Böyle oğullar ve böyle kızlar büyütmeliydik biz. Ve büyük olmak, anne-baba olmak, ata olmak bir güvercin gibi yavrularının üstüne kol kanat germek değil, onları ağacın en tepesinden aşağıya atmak gibi birşey olmalıydı ve o yavru güvercin ya öğrenmeliydi uçmayı ya da esaretin sert toprağına çakılmalıydı. Böyle çocuklar yetiştirdiniz mi? Ya da böyle mi yetiştiriyorsunuz çocuklarınızı? Kavganın dalgalarına atılan her genç beden, her evladınız sizde bir üzüntü, bir korku, bir tedirginlik mi oluşturuyor? Tutup güvenli topraklarınıza mı çekiyorsunuz onları? Sizin topraklarınız güvenli değil ki.

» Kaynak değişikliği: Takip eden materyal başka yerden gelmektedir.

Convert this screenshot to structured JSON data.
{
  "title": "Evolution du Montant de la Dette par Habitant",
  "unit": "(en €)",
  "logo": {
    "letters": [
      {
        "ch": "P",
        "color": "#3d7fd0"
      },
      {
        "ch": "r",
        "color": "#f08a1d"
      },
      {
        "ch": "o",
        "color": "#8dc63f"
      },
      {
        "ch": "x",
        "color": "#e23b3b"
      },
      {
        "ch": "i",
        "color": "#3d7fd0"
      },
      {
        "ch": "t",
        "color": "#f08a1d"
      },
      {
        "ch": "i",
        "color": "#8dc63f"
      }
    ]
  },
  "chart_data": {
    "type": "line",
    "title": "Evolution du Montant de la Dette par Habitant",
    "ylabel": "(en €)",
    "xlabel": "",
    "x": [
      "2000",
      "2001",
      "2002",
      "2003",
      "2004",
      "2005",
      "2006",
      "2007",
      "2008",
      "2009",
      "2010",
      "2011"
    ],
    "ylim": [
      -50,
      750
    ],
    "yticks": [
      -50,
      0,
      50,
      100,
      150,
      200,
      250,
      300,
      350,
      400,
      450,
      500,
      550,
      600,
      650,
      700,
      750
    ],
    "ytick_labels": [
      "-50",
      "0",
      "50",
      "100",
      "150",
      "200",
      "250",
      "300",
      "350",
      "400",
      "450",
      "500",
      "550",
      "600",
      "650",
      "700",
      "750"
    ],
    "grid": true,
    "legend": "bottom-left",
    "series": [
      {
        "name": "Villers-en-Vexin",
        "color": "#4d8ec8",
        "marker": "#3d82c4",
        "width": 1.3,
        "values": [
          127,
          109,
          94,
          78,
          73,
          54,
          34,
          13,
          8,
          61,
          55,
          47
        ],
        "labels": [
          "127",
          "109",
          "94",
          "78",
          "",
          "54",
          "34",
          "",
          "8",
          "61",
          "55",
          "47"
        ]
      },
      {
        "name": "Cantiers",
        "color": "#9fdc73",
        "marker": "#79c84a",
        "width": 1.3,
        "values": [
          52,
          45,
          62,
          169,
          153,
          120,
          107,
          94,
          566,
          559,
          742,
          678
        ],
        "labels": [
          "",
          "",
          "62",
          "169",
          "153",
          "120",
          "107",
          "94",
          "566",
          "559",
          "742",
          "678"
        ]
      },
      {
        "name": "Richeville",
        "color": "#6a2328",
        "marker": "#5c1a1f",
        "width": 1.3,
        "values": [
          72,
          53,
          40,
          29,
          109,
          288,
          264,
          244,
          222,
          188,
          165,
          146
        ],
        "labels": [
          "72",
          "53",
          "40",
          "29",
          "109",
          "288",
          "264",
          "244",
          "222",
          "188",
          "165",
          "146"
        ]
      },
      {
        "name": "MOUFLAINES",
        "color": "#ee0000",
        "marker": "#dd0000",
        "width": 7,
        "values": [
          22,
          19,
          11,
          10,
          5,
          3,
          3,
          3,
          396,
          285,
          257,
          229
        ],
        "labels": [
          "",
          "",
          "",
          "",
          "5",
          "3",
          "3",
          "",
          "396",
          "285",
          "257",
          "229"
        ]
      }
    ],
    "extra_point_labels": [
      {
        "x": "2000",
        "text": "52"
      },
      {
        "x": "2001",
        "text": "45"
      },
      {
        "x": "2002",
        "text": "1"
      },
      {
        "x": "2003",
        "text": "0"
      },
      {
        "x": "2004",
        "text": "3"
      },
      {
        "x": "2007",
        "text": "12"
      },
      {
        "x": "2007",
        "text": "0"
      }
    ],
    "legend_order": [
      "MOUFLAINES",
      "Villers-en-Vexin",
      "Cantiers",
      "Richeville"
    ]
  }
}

Yeryüzünde özgürlüğün gürül gürül akamadığı topraklar olduğu sürece nasıl güvenli olabilir sizin küçük ülkeleriniz? Evleriniz, odalarınız, ocaklarınız ne kadar sıcak şehrin sokaklarında çocuklar soğuktan titrerken? Ve bir tinerci çocuk, çıplak göğsünü yırtarken Beyoğlu'nun arka sokaklarında, ne işe yarar sizin sofranızdaki dumanı tüten çorba? Yeryüzü kan revan!

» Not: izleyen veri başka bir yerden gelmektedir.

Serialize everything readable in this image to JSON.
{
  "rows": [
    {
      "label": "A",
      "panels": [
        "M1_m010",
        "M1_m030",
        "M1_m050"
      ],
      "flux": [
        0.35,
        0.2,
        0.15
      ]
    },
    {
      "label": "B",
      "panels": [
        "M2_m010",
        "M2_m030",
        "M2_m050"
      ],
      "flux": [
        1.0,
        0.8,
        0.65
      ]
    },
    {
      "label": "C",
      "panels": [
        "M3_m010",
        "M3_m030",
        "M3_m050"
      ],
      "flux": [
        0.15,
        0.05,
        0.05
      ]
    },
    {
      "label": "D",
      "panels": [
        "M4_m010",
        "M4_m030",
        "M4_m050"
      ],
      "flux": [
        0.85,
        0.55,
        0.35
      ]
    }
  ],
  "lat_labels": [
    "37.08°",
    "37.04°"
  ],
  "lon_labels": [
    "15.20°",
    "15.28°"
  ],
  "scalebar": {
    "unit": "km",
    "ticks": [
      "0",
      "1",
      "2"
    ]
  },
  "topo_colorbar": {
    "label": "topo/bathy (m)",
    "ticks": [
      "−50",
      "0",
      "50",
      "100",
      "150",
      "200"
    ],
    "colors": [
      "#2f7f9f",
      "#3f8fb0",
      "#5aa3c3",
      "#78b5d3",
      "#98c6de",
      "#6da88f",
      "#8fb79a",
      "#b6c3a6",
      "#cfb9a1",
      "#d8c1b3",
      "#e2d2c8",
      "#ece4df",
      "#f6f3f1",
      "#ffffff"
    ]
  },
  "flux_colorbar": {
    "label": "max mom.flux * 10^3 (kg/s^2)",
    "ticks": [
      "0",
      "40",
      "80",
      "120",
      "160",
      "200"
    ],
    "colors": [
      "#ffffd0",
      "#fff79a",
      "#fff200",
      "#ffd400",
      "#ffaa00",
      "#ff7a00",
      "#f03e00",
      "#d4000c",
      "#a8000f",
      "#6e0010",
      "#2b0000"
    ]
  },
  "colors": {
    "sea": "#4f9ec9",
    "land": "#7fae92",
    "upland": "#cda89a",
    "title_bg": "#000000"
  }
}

Her insan için, her beden, her yüz, her evlat için üstünde salına salına gezebileceği bir meyve bahçesi olmalıydı dünya. Her meyve, bütün halkların nefesiyle kızarmalı ve kızaran meyvelere hep birlikte uzanmalıydık. Bizim olmalıydı bütün şehirler, bütün yerleşimler, bütün tarlalar, bütün fabrikalar. Ve adil, ve mutlu, ve geniş, ve doğurgan, ve müreffeh hayatlarımız içine doğmalıydı bütün çocuklar.

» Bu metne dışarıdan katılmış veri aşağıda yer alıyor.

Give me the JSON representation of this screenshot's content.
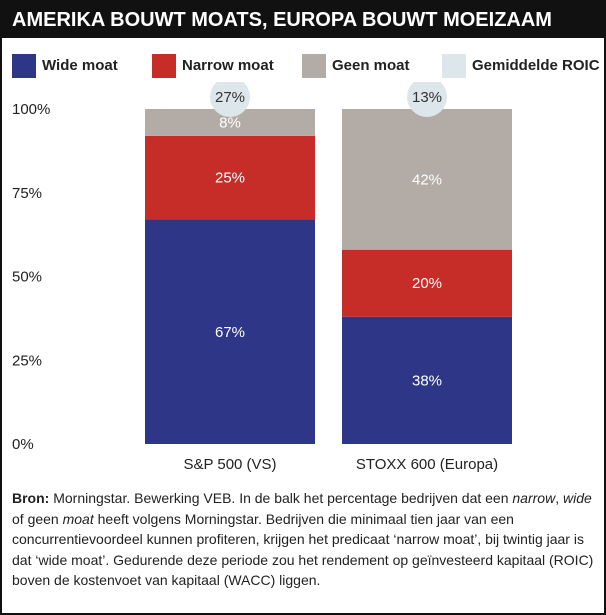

Bütün çocukları tek bir el gibi sevmeliydik. Sevebilmeliydik. Niye elleriniz ellerimizin içinde değil? Niye ateşimize uzanmaz ateşiniz? Niye kendi ocağınızda kendinize yemek pişirmektesiniz? Niye kavgayı duyunca kulaklarınız sağırlaşmakta, diliniz tutulmakta? Siz bu dünyaya korkmak için mi getirirdiniz ve korkak çocuklar yetiştirmek için mi ebeveyn kılındınız siz? Siz nesiniz sevgili kardeşim? Ve sizin için nedir inanç, nedir iman, nedir ahlak, nedir kavga? Cevaplarınızdaki tedirginliği ve çocuklarınızdan torunlarınıza doğru akmakta olan ürkekliği hiç sevmiyoruz.
Sizi hiç sevmiyoruz sevgili kardeşim. Yeryüzü bölük pörçük!